The service is led by Fr Grieves, assisted by Fr John Payne and Fr Ray Burr. “The assistant priests over the years have been an inspiration and a real help,” says Fr Grieves.

It’s the day of the big game, which may explain the chatter. As if to underline his mortality, the vicar confesses that he has no interest in football and will probably spend the afternoon shifting furniture or something.

Fr Payne, in his plain-speaking sermon, talks of the need to juggle different roles. “For a priest to balance his personal life and his priestly life is more of a struggle than many appreciate,” he says.

The choir has more academic hoods than Carols from Kings, the choreography perfect, the music so compelling that Mark Mawhinney, the organist, is applauded at the end.

The months after Easter are what the Church calls Ordinary Time.

There’s nothing remotely ordinary about a service on Albert Hill.

The service lasts 75 minutes, followed by coffee and biscuits in the hall across the road and a chance further to chat with Fr Grieves.

Though already it seems to be a case of “when in Darlington, do as the Romans do”, he insists that they’re not rushing headlong across the divide. “We’re exploring it, there’s no secret about that, but we’re not going to hurry. I don’t see how it’s going to work, but I have to find a way of keeping these people together.

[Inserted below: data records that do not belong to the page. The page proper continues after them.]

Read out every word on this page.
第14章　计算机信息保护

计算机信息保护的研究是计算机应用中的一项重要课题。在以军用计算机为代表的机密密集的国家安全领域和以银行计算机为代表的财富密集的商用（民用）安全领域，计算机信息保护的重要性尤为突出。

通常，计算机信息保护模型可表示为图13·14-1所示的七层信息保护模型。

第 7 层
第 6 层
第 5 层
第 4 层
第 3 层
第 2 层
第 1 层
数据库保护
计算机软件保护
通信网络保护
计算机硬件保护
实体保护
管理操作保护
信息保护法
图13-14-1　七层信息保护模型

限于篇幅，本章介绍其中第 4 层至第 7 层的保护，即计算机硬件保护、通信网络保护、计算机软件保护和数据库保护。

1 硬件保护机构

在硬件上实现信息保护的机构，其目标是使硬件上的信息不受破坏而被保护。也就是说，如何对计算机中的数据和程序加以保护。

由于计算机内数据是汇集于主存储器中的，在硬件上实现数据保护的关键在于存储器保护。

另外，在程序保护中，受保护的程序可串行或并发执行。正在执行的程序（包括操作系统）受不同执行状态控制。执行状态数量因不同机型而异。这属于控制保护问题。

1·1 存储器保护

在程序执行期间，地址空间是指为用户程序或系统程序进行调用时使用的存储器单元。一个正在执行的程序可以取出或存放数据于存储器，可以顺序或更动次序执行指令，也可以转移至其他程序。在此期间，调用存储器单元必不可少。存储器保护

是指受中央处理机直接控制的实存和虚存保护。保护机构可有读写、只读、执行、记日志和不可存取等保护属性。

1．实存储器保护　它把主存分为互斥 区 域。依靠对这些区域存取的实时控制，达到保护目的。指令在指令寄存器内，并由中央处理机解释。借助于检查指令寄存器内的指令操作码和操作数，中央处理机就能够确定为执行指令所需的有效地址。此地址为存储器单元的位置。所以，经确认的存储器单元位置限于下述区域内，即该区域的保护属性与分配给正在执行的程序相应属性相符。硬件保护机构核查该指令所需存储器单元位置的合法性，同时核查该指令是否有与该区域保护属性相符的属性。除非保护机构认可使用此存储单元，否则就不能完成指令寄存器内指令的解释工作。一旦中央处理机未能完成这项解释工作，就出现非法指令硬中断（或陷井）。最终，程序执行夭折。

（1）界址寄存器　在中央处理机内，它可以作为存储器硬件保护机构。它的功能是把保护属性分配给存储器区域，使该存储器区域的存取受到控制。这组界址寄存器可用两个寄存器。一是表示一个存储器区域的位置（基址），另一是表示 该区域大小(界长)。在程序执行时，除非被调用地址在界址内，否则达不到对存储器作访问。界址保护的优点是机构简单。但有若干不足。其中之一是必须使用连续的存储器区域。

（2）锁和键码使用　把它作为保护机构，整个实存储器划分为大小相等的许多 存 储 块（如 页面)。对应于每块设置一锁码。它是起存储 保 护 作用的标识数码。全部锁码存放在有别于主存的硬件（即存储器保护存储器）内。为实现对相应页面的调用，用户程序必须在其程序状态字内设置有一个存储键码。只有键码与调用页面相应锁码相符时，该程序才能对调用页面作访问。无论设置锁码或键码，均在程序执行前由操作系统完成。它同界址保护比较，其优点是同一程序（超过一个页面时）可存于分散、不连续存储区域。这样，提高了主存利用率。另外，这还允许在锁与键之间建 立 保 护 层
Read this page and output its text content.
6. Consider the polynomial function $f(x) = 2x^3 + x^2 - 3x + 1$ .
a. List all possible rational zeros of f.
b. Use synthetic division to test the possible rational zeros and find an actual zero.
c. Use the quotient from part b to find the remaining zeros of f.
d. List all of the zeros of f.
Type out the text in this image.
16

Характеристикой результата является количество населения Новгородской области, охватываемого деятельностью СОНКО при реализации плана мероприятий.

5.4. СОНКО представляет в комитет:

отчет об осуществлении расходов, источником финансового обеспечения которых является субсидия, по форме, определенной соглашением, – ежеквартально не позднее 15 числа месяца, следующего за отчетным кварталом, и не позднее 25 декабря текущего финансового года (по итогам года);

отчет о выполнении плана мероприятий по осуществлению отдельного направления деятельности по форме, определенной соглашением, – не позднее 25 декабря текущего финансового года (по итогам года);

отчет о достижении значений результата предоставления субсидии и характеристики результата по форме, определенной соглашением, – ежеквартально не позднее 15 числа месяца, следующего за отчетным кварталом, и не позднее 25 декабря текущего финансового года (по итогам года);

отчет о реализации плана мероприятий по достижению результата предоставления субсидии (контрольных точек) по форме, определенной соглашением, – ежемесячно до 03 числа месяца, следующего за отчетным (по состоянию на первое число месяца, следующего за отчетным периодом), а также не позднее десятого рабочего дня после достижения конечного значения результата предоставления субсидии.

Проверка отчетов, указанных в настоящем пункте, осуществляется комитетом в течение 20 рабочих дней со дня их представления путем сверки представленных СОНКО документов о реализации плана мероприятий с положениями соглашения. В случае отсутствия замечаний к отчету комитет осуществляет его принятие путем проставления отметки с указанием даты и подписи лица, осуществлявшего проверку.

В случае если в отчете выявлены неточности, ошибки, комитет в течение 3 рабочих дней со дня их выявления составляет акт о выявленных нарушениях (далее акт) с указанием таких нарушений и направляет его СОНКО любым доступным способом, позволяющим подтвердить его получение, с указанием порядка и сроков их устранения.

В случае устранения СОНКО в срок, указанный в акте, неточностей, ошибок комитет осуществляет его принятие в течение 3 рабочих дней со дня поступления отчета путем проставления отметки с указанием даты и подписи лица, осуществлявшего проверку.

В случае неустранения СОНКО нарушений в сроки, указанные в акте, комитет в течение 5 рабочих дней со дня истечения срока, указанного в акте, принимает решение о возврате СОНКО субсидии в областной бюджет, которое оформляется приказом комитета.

“They need someone to care for them, to nurture them, and that’s not going to happen in the Church of England’s plan for localities for Darlington.

He anticipates spending the rest of his working life there. “I will get this parish to a situation where it is safe, secure and where it has a priest to follow me.

“Whoever would have thought that 20-odd years ago, when they thought we should close it down?”